Comprendre la Diaspora...

CollectifVan “Diasporayı anlamak” yazısını Fransızcaya çevirmiş, Nouvelles d’Armenie de oradan iktibas etmiş. Burada da dursun istedim.

Comprendre la Diaspora...
par Rober Koptas

vendredi13 novembre 2009, par Stéphane/armenews

Info Collectif VAN - www.collectifvan.org - A n’en pas douter, les lignes bougent en Turquie. Les minorités cachées, voire niées, ainsi que des démocrates turcs et kurdes, se font entendre. Après les voix claires et dignes d’Ayse Gunaysu (militante turque des droits de l’homme) et de Talin Suciyan (journaliste arménienne d’Istanbul), du député kurde Selahattin Demirtas (dirigeant du Parti kurde DTP) qui a, en pleine séance au Parlement turc, pris à partie le gouvernement pour manipulation et négation des faits concernant les massacres des Arméniens, c’est au tour de la voix de l’Arménien de Turquie, Rober Koptas, de s’élever avec force pour condamner l’amalgame fait dans la presse turque, entre l’ultranationalisme turc et la diaspora arménienne. Dans un passé relativement proche, la diabolisation de la diaspora arménienne était souvent relayée par une communauté arménienne de Turquie, prise en otage et devant faire acte d’allégeance.

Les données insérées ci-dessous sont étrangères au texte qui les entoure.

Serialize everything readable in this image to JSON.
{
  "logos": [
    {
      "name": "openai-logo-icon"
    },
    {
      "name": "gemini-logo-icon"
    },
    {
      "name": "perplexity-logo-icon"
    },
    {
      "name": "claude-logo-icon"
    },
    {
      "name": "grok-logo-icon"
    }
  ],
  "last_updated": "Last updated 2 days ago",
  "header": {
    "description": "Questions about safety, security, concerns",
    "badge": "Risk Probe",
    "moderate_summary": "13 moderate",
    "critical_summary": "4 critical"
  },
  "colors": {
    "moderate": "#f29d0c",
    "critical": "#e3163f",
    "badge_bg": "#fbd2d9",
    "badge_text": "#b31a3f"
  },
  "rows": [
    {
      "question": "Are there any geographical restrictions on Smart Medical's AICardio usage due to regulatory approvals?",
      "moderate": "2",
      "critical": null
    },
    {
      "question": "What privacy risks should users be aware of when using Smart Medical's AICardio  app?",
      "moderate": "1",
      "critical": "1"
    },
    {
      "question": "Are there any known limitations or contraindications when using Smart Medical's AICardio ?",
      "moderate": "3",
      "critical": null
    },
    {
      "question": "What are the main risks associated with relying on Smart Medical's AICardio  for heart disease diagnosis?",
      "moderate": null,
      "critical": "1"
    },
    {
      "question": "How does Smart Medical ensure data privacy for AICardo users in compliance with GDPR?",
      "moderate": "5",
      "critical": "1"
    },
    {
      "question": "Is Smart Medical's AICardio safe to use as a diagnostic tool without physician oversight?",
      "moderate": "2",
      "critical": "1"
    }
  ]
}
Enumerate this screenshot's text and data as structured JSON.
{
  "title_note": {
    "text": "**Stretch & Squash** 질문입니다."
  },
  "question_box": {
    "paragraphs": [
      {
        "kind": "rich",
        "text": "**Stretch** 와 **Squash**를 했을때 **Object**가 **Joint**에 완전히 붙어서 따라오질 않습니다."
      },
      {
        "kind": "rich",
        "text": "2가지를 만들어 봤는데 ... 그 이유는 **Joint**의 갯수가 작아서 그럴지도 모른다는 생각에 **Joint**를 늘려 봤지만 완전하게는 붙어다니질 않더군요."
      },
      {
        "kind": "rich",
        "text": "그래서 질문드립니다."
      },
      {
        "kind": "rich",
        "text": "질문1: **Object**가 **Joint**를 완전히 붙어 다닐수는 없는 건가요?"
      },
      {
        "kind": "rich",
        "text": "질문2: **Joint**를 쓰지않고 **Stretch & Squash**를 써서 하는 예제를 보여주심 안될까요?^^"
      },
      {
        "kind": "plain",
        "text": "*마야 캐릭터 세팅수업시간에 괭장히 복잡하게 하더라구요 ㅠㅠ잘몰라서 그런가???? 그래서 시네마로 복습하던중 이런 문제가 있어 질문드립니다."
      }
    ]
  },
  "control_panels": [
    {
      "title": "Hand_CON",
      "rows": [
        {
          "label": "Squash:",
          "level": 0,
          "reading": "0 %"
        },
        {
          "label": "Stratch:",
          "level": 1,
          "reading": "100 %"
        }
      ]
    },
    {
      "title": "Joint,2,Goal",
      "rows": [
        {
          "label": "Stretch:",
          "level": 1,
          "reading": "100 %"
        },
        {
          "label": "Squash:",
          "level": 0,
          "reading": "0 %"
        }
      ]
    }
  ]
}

Aujourd’hui, certains Arméniens d’Istanbul, ainsi que leurs proches amis turcs, ont donc choisi, avec un courage qu’il faut saluer ici, de prendre la défense de la diaspora. Et ce faisant, Rober Koptas va plus loin et souligne l’injustice historique, le négationnisme de l’Etat turc, la spoliation des terres et des biens.

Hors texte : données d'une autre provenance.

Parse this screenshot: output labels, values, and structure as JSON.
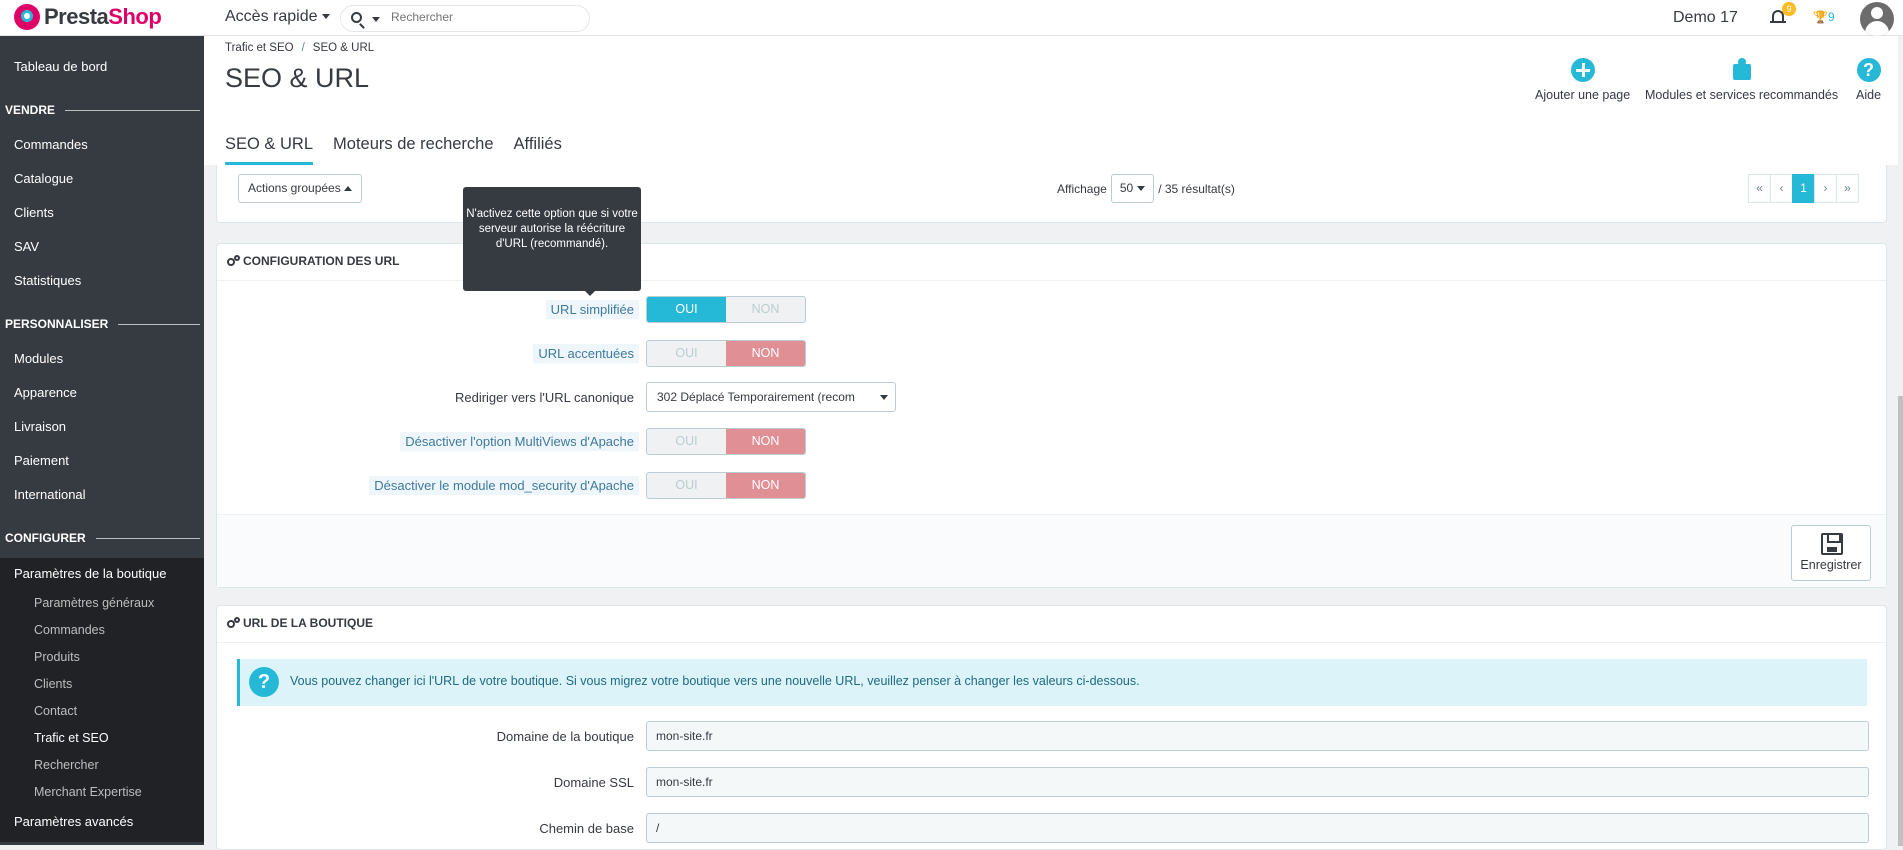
{
  "topbar": {
    "logo_presta": "Presta",
    "logo_shop": "Shop",
    "quick_access": "Accès rapide",
    "search_placeholder": "Rechercher",
    "shop_name": "Demo 17",
    "notif_count": "9",
    "trophy_count": "9"
  },
  "sidebar": {
    "dashboard": "Tableau de bord",
    "sections": {
      "sell": "VENDRE",
      "customize": "PERSONNALISER",
      "configure": "CONFIGURER"
    },
    "sell_items": [
      "Commandes",
      "Catalogue",
      "Clients",
      "SAV",
      "Statistiques"
    ],
    "customize_items": [
      "Modules",
      "Apparence",
      "Livraison",
      "Paiement",
      "International"
    ],
    "shop_params": "Paramètres de la boutique",
    "shop_params_sub": [
      "Paramètres généraux",
      "Commandes",
      "Produits",
      "Clients",
      "Contact",
      "Trafic et SEO",
      "Rechercher",
      "Merchant Expertise"
    ],
    "advanced": "Paramètres avancés"
  },
  "header": {
    "breadcrumb_parent": "Trafic et SEO",
    "breadcrumb_sep": "/",
    "breadcrumb_current": "SEO & URL",
    "title": "SEO & URL",
    "add_page": "Ajouter une page",
    "modules": "Modules et services recommandés",
    "help": "Aide",
    "help_glyph": "?",
    "tabs": [
      "SEO & URL",
      "Moteurs de recherche",
      "Affiliés"
    ]
  },
  "list_panel": {
    "bulk_actions": "Actions groupées",
    "display_label": "Affichage",
    "per_page": "50",
    "results": "/ 35 résultat(s)",
    "pages": [
      "«",
      "‹",
      "1",
      "›",
      "»"
    ]
  },
  "url_config": {
    "title": "CONFIGURATION DES URL",
    "tooltip": "N'activez cette option que si votre serveur autorise la réécriture d'URL (recommandé).",
    "yes": "OUI",
    "no": "NON",
    "friendly_url": "URL simplifiée",
    "accented_url": "URL accentuées",
    "canonical_label": "Rediriger vers l'URL canonique",
    "canonical_value": "302 Déplacé Temporairement (recom",
    "multiviews": "Désactiver l'option MultiViews d'Apache",
    "mod_security": "Désactiver le module mod_security d'Apache",
    "save": "Enregistrer"
  },
  "shop_url": {
    "title": "URL DE LA BOUTIQUE",
    "alert_glyph": "?",
    "alert": "Vous pouvez changer ici l'URL de votre boutique. Si vous migrez votre boutique vers une nouvelle URL, veuillez penser à changer les valeurs ci-dessous.",
    "domain_label": "Domaine de la boutique",
    "domain_value": "mon-site.fr",
    "ssl_label": "Domaine SSL",
    "ssl_value": "mon-site.fr",
    "base_label": "Chemin de base",
    "base_value": "/"
  },
  "colors": {
    "accent": "#25b9d7",
    "brand": "#df0067",
    "sidebar": "#363a41",
    "danger": "#e08f95"
  }
}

On souhaite que les journalistes, homme politiques, intellectuels, Turcs et non-Turcs, tous se sentent interpellés par ces discours de membres d’une minorité opprimée de Turquie et celui de démocrates turcs et kurdes. Des femmes et des hommes qui ont du cran et qui n’hésitent pas à se mettre en danger, pour réagir et imposer le respect dû aux descendants des rescapés du génocide arménien de 1915, engagés corps et âme dans une lutte contre l’injustice et le déni. En cela, elles et ils défendent les valeurs mêmes de l’humanité tout entière. Le Collectif VAN vous propose la traduction de cet article en turc paru le 19 octobre 2009.

Comprendre la Diaspora...

19 Octobre 2009 ROBER KOPTAS

Rober Koptas, un Arménien de Turquie, attire l’attention sur les raisons psychologiques du refus des protocoles signés entre la Turquie et l’Arménie.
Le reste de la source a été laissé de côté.